The magical characters and far-fetched plots aren’t the product of random humor or make-it-up-as-you-go creativity. “There’s a rulebook — The ‘Dungeons & Dragons Player’s Manual,’ ” said Ward, a lifelong fan of the paper-and-dice fantasy role-playing game. “I feel like that’s what writing is for me. It’s role-playing these characters. You get inside their heads, and you think about what they would decide, and what they would do in any situation, and you execute it by drawing instead of rolling dice.”
Ward also grew up watching cartoons like “Doug,” “The Simpsons,” “Beavis and Butt-Head” and “The Ren & Stimpy Show” — shows that didn’t pander to children, he said. It’s a quality that has made “Adventure Time” so popular among adults as well as children.
“I don’t think anyone sets out trying to write for kids, because I don’t think you can,” Ward said. All of the writers are in their late 20s and 30s, and we’re all just writing it for ourselves. We’re making ourselves crack up with it.”
Sorcher credits much of “Adventure Time’s” success to this this cross-generational appeal.
“It has a little bit to do with the stage that these guys are at when they’re thinking it and making it, and their peer generation is responding to that,” Sorcher said. “So I’ve really learned to completely step back and really trust that these guys are arbiters of taste. They know when something is going to be cool and when it’s going to be cheesy.”

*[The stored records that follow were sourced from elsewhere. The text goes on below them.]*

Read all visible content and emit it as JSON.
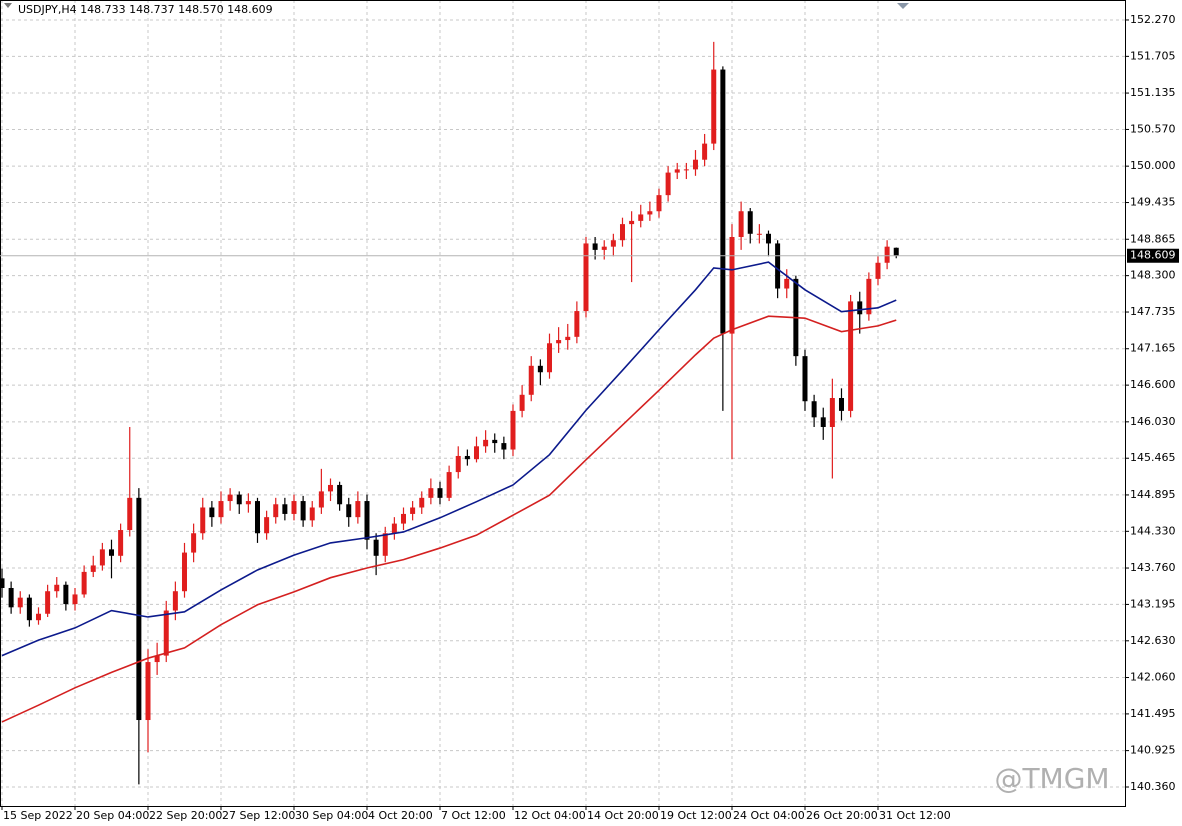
{
  "chart_data": {
    "type": "candlestick",
    "header": "USDJPY,H4 148.733 148.737 148.570 148.609",
    "watermark": "@TMGM",
    "up_color": "#e01e1e",
    "down_color": "#000000",
    "grid": true,
    "ylim": [
      140.065,
      152.58
    ],
    "xlim": [
      -0.219,
      123.07
    ],
    "yticks": [
      {
        "value": 152.27,
        "label": "152.270"
      },
      {
        "value": 151.705,
        "label": "151.705"
      },
      {
        "value": 151.135,
        "label": "151.135"
      },
      {
        "value": 150.57,
        "label": "150.570"
      },
      {
        "value": 150,
        "label": "150.000"
      },
      {
        "value": 149.435,
        "label": "149.435"
      },
      {
        "value": 148.865,
        "label": "148.865"
      },
      {
        "value": 148.3,
        "label": "148.300"
      },
      {
        "value": 147.735,
        "label": "147.735"
      },
      {
        "value": 147.165,
        "label": "147.165"
      },
      {
        "value": 146.6,
        "label": "146.600"
      },
      {
        "value": 146.03,
        "label": "146.030"
      },
      {
        "value": 145.465,
        "label": "145.465"
      },
      {
        "value": 144.895,
        "label": "144.895"
      },
      {
        "value": 144.33,
        "label": "144.330"
      },
      {
        "value": 143.76,
        "label": "143.760"
      },
      {
        "value": 143.195,
        "label": "143.195"
      },
      {
        "value": 142.63,
        "label": "142.630"
      },
      {
        "value": 142.06,
        "label": "142.060"
      },
      {
        "value": 141.495,
        "label": "141.495"
      },
      {
        "value": 140.925,
        "label": "140.925"
      },
      {
        "value": 140.36,
        "label": "140.360"
      }
    ],
    "xticks": [
      {
        "value": 0,
        "label": "15 Sep 2022"
      },
      {
        "value": 8,
        "label": "20 Sep 04:00"
      },
      {
        "value": 16,
        "label": "22 Sep 20:00"
      },
      {
        "value": 24,
        "label": "27 Sep 12:00"
      },
      {
        "value": 32,
        "label": "30 Sep 04:00"
      },
      {
        "value": 40,
        "label": "4 Oct 20:00"
      },
      {
        "value": 48,
        "label": "7 Oct 12:00"
      },
      {
        "value": 56,
        "label": "12 Oct 04:00"
      },
      {
        "value": 64,
        "label": "14 Oct 20:00"
      },
      {
        "value": 72,
        "label": "19 Oct 12:00"
      },
      {
        "value": 80,
        "label": "24 Oct 04:00"
      },
      {
        "value": 88,
        "label": "26 Oct 20:00"
      },
      {
        "value": 96,
        "label": "31 Oct 12:00"
      }
    ],
    "last_price": {
      "value": 148.609,
      "label": "148.609"
    },
    "x": [
      0,
      1,
      2,
      3,
      4,
      5,
      6,
      7,
      8,
      9,
      10,
      11,
      12,
      13,
      14,
      15,
      16,
      17,
      18,
      19,
      20,
      21,
      22,
      23,
      24,
      25,
      26,
      27,
      28,
      29,
      30,
      31,
      32,
      33,
      34,
      35,
      36,
      37,
      38,
      39,
      40,
      41,
      42,
      43,
      44,
      45,
      46,
      47,
      48,
      49,
      50,
      51,
      52,
      53,
      54,
      55,
      56,
      57,
      58,
      59,
      60,
      61,
      62,
      63,
      64,
      65,
      66,
      67,
      68,
      69,
      70,
      71,
      72,
      73,
      74,
      75,
      76,
      77,
      78,
      79,
      80,
      81,
      82,
      83,
      84,
      85,
      86,
      87,
      88,
      89,
      90,
      91,
      92,
      93,
      94,
      95,
      96,
      97,
      98
    ],
    "open": [
      143.6,
      143.45,
      143.15,
      143.3,
      142.95,
      143.05,
      143.4,
      143.5,
      143.2,
      143.35,
      143.7,
      143.8,
      144.05,
      143.95,
      144.35,
      144.85,
      141.4,
      142.3,
      142.4,
      143.1,
      143.4,
      144.0,
      144.3,
      144.7,
      144.55,
      144.8,
      144.9,
      144.75,
      144.8,
      144.3,
      144.55,
      144.75,
      144.6,
      144.8,
      144.5,
      144.7,
      144.95,
      145.05,
      144.75,
      144.55,
      144.8,
      144.2,
      143.95,
      144.3,
      144.45,
      144.6,
      144.7,
      144.85,
      145.0,
      144.85,
      145.25,
      145.5,
      145.45,
      145.65,
      145.75,
      145.7,
      145.6,
      146.2,
      146.45,
      146.9,
      146.8,
      147.25,
      147.3,
      147.35,
      147.75,
      148.8,
      148.7,
      148.75,
      148.85,
      149.1,
      149.15,
      149.25,
      149.3,
      149.55,
      149.9,
      149.95,
      149.95,
      150.1,
      150.35,
      151.5,
      147.4,
      148.9,
      149.3,
      148.95,
      148.95,
      148.8,
      148.1,
      148.25,
      147.05,
      146.35,
      146.1,
      145.95,
      146.4,
      146.2,
      147.9,
      147.7,
      148.25,
      148.5,
      148.733
    ],
    "high": [
      143.75,
      143.55,
      143.4,
      143.35,
      143.15,
      143.5,
      143.62,
      143.55,
      143.45,
      143.8,
      143.95,
      144.15,
      144.2,
      144.45,
      145.95,
      145.0,
      142.5,
      142.6,
      143.25,
      143.55,
      144.15,
      144.45,
      144.85,
      144.8,
      144.95,
      145.0,
      144.95,
      144.92,
      144.85,
      144.65,
      144.85,
      144.85,
      144.9,
      144.88,
      144.8,
      145.3,
      145.15,
      145.1,
      144.85,
      144.95,
      144.9,
      144.3,
      144.4,
      144.55,
      144.7,
      144.8,
      144.95,
      145.15,
      145.1,
      145.35,
      145.65,
      145.6,
      145.8,
      145.9,
      145.85,
      145.8,
      146.3,
      146.6,
      147.05,
      147.0,
      147.4,
      147.5,
      147.55,
      147.9,
      148.9,
      148.9,
      148.85,
      148.95,
      149.2,
      149.3,
      149.4,
      149.45,
      149.65,
      150.0,
      150.05,
      150.05,
      150.25,
      150.5,
      151.93,
      151.55,
      149.1,
      149.45,
      149.35,
      149.1,
      149.0,
      148.85,
      148.4,
      148.3,
      147.15,
      146.45,
      146.25,
      146.7,
      146.55,
      148.0,
      148.05,
      148.35,
      148.6,
      148.85,
      148.737
    ],
    "low": [
      143.3,
      143.05,
      143.05,
      142.85,
      142.88,
      143.0,
      143.3,
      143.1,
      143.1,
      143.3,
      143.62,
      143.72,
      143.6,
      143.85,
      144.25,
      140.4,
      140.9,
      142.1,
      142.3,
      142.95,
      143.3,
      143.85,
      144.2,
      144.4,
      144.45,
      144.65,
      144.6,
      144.62,
      144.15,
      144.2,
      144.45,
      144.5,
      144.5,
      144.4,
      144.4,
      144.6,
      144.8,
      144.65,
      144.4,
      144.45,
      144.05,
      143.65,
      143.85,
      144.2,
      144.35,
      144.5,
      144.6,
      144.75,
      144.75,
      144.8,
      145.15,
      145.35,
      145.4,
      145.55,
      145.55,
      145.45,
      145.5,
      146.1,
      146.35,
      146.6,
      146.7,
      147.1,
      147.15,
      147.25,
      147.65,
      148.55,
      148.55,
      148.6,
      148.75,
      148.2,
      149.05,
      149.15,
      149.2,
      149.45,
      149.8,
      149.8,
      149.85,
      150.0,
      150.25,
      146.2,
      145.45,
      148.7,
      148.8,
      148.8,
      148.6,
      147.95,
      147.95,
      146.9,
      146.2,
      145.95,
      145.75,
      145.15,
      146.05,
      146.1,
      147.4,
      147.6,
      148.15,
      148.4,
      148.57
    ],
    "close": [
      143.45,
      143.15,
      143.3,
      142.95,
      143.05,
      143.4,
      143.5,
      143.2,
      143.35,
      143.7,
      143.8,
      144.05,
      143.95,
      144.35,
      144.85,
      141.4,
      142.3,
      142.4,
      143.1,
      143.4,
      144.0,
      144.3,
      144.7,
      144.55,
      144.8,
      144.9,
      144.75,
      144.8,
      144.3,
      144.55,
      144.75,
      144.6,
      144.8,
      144.5,
      144.7,
      144.95,
      145.05,
      144.75,
      144.55,
      144.8,
      144.2,
      143.95,
      144.3,
      144.45,
      144.6,
      144.7,
      144.85,
      145.0,
      144.85,
      145.25,
      145.5,
      145.45,
      145.65,
      145.75,
      145.7,
      145.6,
      146.2,
      146.45,
      146.9,
      146.8,
      147.25,
      147.3,
      147.35,
      147.75,
      148.8,
      148.7,
      148.75,
      148.85,
      149.1,
      149.15,
      149.25,
      149.3,
      149.55,
      149.9,
      149.95,
      149.95,
      150.1,
      150.35,
      151.5,
      147.4,
      148.9,
      149.3,
      148.95,
      148.95,
      148.8,
      148.1,
      148.25,
      147.05,
      146.35,
      146.1,
      145.95,
      146.4,
      146.2,
      147.9,
      147.7,
      148.25,
      148.5,
      148.75,
      148.609
    ],
    "lines": [
      {
        "color": "#0c1a8c",
        "x": [
          0,
          4,
          8,
          12,
          16,
          20,
          24,
          28,
          32,
          36,
          40,
          44,
          48,
          52,
          56,
          60,
          64,
          68,
          72,
          76,
          78,
          80,
          84,
          88,
          92,
          96,
          98
        ],
        "values": [
          142.4,
          142.64,
          142.83,
          143.1,
          143.0,
          143.08,
          143.42,
          143.73,
          143.96,
          144.15,
          144.23,
          144.32,
          144.54,
          144.79,
          145.05,
          145.52,
          146.21,
          146.83,
          147.46,
          148.08,
          148.42,
          148.39,
          148.51,
          148.08,
          147.74,
          147.8,
          147.92
        ]
      },
      {
        "color": "#d42020",
        "x": [
          0,
          4,
          8,
          12,
          16,
          20,
          24,
          28,
          32,
          36,
          40,
          44,
          48,
          52,
          56,
          60,
          64,
          68,
          72,
          76,
          78,
          80,
          84,
          88,
          92,
          96,
          98
        ],
        "values": [
          141.37,
          141.63,
          141.9,
          142.14,
          142.36,
          142.52,
          142.88,
          143.19,
          143.39,
          143.61,
          143.76,
          143.89,
          144.07,
          144.27,
          144.58,
          144.89,
          145.44,
          145.98,
          146.52,
          147.07,
          147.33,
          147.46,
          147.67,
          147.64,
          147.43,
          147.52,
          147.61
        ]
      }
    ]
  }
}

And if the show’s fans are to be believed, “Adventure Time” certainly has the trappings of cool. In Season 5, Fiona and Cake, female versions of the show’s heroes, are expected to make another appearance after a massively popular gender-swapping episode earlier in the series. Jake and his girlfriend, Lady Rainicorn, will have “really cute” puppies, Ward said, and Jake will “try his best like any parent and be very kind and sweet to them.” And Monday’s season premiere revealed the evil Lich will likely play a large role in the Land of Ooo’s future, as well as in its mysterious past.
“The ideas are getting weirder because we’re having to reach to new places to come up with new plots and story lines,” Ward said. “It’s a touchy subject, a post-apocalyptic world for children’s television, so we’ll never go too in depth about it, but everyone on the show knows what it is, and we add to it, too, whenever we think about it. It can change. Everything can change as we develop the show.”